Two companies that collected nasal swabs but allegedly failed to provide timely or accurate COVID-19 test results are being sued by the state of Minnesota.
State Attorney General Keith Ellison said the Illinois-based companies Center for COVID Control and Doctors Clinical Laboratory took advantage of Minnesotans' urgency to seek COVID-19 tests during the latest pandemic wave and rise of the omicron variant.
"I'm holding these companies accountable that sent back false or inaccurate results, when they sent them back at all, for deceiving Minnesotans and undermining the public's trust in testing," Ellison said Wednesday.
Testing has been at a premium this month — with many people fearing they had COVID-19 because of symptoms or viral exposures and others needing to check if they were infection-free before going to work, school or travel destinations. The seven-day rolling average of tests was more than 63,000 per day on Jan. 12 — exceeding the record during a severe pandemic wave last winter before vaccine was available.
Record testing also revealed record infections. The positivity rate of COVID-19 testing rose to 23.2% in the seven-day period ending Jan. 8. Minnesota on Wednesday reported another 44,626 infections that were identified over the long holiday weekend and 37 COVID-19 deaths. Minnesota has reached almost 1.2 million infections and 11,037 deaths in the pandemic.
The Center for COVID Control opened several pop-up sites in Minnesota as testing demand was peaking — offering free same-day rapid antigen tests and PCR results within 72 hours. Former employees described chaos as the sites collected more samples than the company's lab could process.

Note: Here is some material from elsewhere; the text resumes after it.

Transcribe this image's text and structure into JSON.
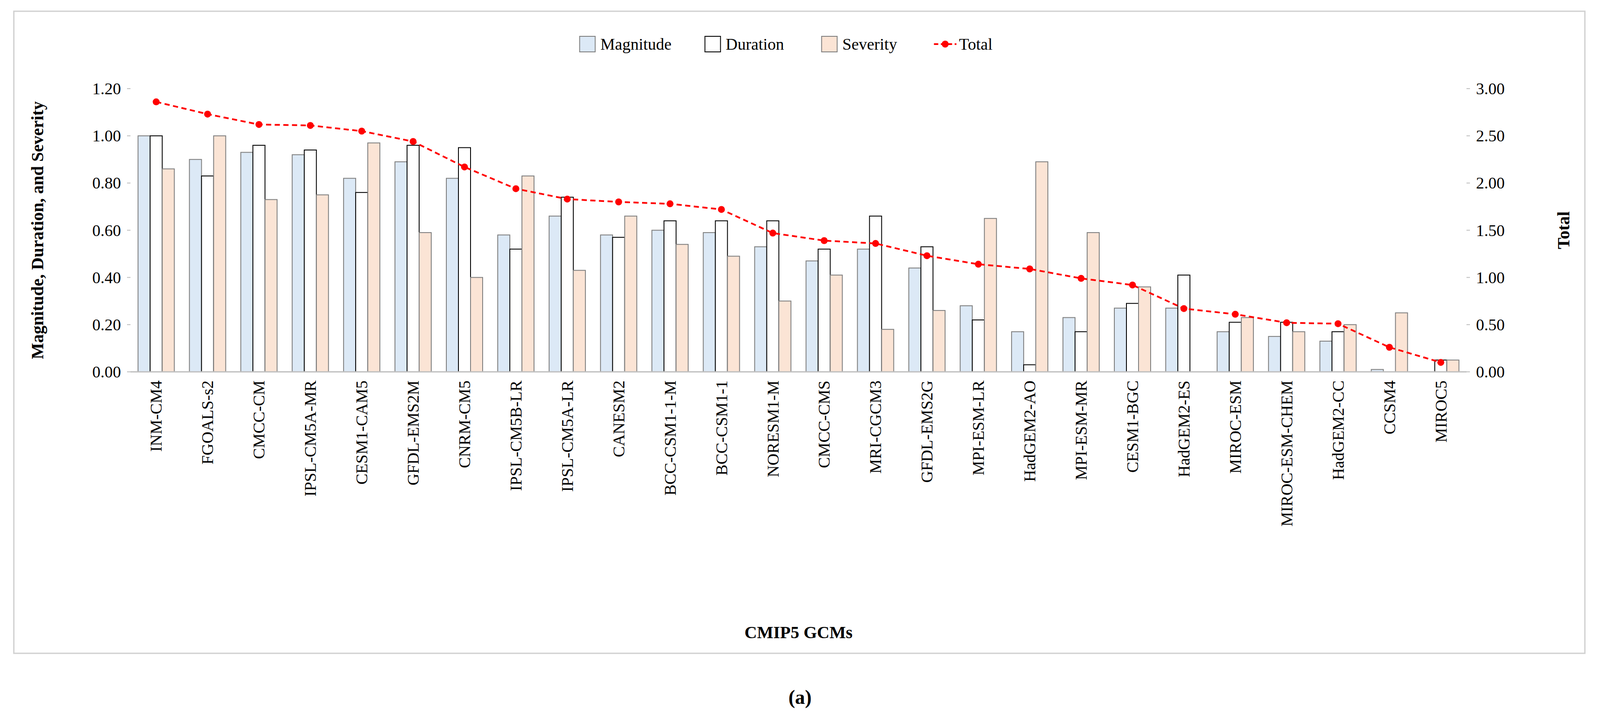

One employee described specimens stuffed in trash bags and strewn across an office floor, according to the lawsuit. Others reportedly found bags of specimens that were more than 48 hours old, and said they were instructed to falsify receipt dates and lie to consumers, telling them their unprocessed specimens had come back as negative.
Hannah Puffer of Plymouth said she was patient when her test result didn't come back in the promised same-day period last week, because she knew the omicron variant created an overwhelming demand. The long line at a nearby state site had caused her to seek testing elsewhere in the first place. But she never received her result.

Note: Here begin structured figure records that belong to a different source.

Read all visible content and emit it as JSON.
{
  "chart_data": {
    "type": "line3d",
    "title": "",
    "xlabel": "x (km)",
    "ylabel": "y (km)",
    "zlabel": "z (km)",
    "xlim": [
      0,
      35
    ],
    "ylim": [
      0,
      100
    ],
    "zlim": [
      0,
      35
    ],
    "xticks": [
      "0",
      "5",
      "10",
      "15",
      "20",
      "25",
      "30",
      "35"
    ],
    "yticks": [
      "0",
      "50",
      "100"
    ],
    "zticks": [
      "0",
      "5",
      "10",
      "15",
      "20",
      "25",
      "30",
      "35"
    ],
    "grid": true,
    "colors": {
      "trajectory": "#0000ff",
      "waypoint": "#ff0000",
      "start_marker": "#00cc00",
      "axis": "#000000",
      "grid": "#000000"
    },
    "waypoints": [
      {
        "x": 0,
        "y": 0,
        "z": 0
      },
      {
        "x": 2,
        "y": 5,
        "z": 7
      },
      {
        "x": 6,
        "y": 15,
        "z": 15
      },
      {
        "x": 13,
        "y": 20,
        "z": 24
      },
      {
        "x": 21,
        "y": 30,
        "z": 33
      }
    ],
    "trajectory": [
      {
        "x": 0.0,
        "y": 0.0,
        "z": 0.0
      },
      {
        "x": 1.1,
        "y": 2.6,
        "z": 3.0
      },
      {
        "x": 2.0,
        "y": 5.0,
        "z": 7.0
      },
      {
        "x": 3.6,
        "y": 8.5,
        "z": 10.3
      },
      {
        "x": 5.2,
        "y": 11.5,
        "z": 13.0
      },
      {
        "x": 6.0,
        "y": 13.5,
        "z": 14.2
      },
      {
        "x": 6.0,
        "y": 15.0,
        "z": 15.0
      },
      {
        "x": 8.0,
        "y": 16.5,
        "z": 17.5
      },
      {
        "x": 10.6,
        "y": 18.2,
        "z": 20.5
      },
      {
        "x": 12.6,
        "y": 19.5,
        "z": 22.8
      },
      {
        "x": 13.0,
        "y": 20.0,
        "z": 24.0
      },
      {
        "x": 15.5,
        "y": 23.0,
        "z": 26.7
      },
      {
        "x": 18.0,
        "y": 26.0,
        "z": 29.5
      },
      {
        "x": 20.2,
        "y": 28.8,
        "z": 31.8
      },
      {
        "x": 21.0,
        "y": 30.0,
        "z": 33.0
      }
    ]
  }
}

Edward Hugener of Minneapolis said he went to a site on Hiawatha Avenue with his 12-year-old daughter on Dec. 29 and left because it was so disorganized. Workers were stressed and rude, he said, and calling out test results to people who were waiting while others were within earshot.

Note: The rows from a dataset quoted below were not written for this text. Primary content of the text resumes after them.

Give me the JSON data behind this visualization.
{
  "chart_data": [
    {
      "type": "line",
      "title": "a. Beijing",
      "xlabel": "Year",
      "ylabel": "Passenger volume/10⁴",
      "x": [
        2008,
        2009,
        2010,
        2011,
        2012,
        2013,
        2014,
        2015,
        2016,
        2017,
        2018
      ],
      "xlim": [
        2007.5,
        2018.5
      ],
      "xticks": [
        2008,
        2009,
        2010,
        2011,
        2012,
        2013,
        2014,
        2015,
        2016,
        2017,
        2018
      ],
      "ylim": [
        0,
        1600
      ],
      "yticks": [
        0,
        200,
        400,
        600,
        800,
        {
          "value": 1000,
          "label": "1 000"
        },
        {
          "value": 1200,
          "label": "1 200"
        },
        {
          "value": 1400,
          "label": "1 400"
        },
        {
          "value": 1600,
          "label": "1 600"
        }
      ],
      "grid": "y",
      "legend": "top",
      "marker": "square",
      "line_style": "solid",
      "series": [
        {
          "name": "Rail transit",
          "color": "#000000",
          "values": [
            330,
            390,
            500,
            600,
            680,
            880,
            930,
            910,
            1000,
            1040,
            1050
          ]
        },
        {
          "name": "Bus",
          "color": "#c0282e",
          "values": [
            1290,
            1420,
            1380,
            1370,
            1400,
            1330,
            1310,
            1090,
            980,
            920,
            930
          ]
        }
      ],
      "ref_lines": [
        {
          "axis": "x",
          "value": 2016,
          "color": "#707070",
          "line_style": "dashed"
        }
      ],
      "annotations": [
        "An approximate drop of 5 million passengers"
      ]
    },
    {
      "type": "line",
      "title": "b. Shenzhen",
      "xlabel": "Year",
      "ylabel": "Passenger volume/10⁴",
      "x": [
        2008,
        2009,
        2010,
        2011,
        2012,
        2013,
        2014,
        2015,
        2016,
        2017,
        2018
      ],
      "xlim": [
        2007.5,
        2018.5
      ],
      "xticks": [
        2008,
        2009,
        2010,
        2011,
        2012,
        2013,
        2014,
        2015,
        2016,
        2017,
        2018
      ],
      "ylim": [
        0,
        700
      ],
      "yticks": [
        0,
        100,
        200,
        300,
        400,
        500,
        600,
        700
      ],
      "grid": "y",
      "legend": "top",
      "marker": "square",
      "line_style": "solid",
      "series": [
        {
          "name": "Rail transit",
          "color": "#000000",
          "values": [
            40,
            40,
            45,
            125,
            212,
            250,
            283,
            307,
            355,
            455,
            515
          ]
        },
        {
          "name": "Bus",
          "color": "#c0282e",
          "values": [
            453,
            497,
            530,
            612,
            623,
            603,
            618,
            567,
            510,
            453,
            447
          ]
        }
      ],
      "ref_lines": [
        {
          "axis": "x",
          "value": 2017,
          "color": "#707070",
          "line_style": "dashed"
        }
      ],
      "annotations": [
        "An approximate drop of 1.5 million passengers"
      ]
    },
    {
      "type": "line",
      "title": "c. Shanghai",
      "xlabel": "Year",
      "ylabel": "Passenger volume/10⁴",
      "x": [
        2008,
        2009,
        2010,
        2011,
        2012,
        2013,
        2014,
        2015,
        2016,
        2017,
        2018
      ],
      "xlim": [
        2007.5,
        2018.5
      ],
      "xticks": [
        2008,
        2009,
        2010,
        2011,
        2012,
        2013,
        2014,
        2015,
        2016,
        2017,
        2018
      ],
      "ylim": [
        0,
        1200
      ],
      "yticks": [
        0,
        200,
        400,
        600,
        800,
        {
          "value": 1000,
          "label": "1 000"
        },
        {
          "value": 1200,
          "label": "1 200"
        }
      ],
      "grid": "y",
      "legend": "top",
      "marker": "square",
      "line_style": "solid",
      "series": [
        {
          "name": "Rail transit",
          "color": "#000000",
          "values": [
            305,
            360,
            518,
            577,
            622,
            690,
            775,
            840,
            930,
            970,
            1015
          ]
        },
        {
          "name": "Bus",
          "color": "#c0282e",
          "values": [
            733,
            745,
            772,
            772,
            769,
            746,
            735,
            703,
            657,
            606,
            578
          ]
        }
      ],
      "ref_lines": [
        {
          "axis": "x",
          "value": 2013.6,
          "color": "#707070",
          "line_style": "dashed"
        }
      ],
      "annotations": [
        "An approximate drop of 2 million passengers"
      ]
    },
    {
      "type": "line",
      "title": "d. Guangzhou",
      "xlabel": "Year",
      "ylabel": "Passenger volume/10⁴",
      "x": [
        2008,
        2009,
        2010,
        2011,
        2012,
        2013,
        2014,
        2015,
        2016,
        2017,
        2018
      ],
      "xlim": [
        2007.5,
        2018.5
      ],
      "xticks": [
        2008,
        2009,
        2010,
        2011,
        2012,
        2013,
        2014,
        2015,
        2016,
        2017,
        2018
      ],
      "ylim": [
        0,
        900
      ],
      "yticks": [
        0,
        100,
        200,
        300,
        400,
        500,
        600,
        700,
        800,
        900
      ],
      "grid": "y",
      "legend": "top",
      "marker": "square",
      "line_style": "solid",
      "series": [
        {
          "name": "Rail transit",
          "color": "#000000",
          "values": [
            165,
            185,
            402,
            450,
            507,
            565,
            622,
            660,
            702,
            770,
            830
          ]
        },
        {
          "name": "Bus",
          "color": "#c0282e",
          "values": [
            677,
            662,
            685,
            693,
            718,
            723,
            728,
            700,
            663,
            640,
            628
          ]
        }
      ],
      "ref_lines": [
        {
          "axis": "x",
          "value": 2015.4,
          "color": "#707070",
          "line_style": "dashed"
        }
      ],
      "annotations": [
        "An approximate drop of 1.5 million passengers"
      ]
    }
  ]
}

Hugener said he didn't submit a sample but received an e-mail that night saying his test result was negative. He received another e-mail the next day indicating that his daughter had taken a test that day — when she was at school — and that she was also negative.
"I know what shady looks like and this is it," Hugener said.
The lawsuit seeks an injunction from future deceptions and restitution for people who didn't receive timely and accurate tests. The companies are separate but related, with the Center for COVID Control collecting tests at its sites and Doctors Clinical Laboratory processing PCR test results, said Jason Pleggenkuhle, a manager in the Minnesota attorney general's consumer division.
The lawsuit alleges the companies collected insurance information but mostly sought federal reimbursement, even when test recipients were insured. Doctors Clinical Laboratory has billed the government $113 million for tests for the uninsured in the U.S., the lawsuit states.
The Center for COVID Control suspended its testing from Jan. 14 through Saturday, stating demand was overwhelming and it needed to retrain staff.
"Regrettably, due to our rapid growth and the unprecedented recent demand for testing, we haven't been able to meet all our commitments," said Aleya Siyaj, founder and chief executive.
People should continue to seek COVID-19 tests but rely on clinicians or reputable sites on the state's pandemic website, said Dan Huff, assistant commissioner for the Minnesota Department of Health.
Testing is a "vital tool" that alerts people to treatments they need or actions they need to take to prevent viral spread, Huff said. "It depends on a network of partners in the public and private sectors and it's very important that people have confidence … in the tests that we get."
Limited supplies prompted St. Cloud-based CentraCare and Bloomington-based HealthPartners last week to reserve testing only for their patients or people with COVID-19 symptoms. Sioux Falls-based Sanford Health likewise asked people with viral exposures to ease the demand by refraining from testing for five days and then using at-home tests.
Demand for testing might be ebbing, though, with appointments available next week at free Minnesota sites such as the the Minneapolis Convention Center, which was full last week. Home rapid antigen tests have been in short supply, but the federal government this week debuted a website people can use to obtain four per household.
The decline in testing might be occurring amid a peak in the latest COVID-19 pandemic wave. Mayo Clinic modeling predicts the wave of infections will peak in Minnesota on Jan. 26, while the Institute for Health Metrics and Evaluation in Washington state projects that a peak already has occurred.
Sampling of sewage at the Metro Wastewater Treatment Plant in Bloomington has found declining evidence of the virus since Jan. 6.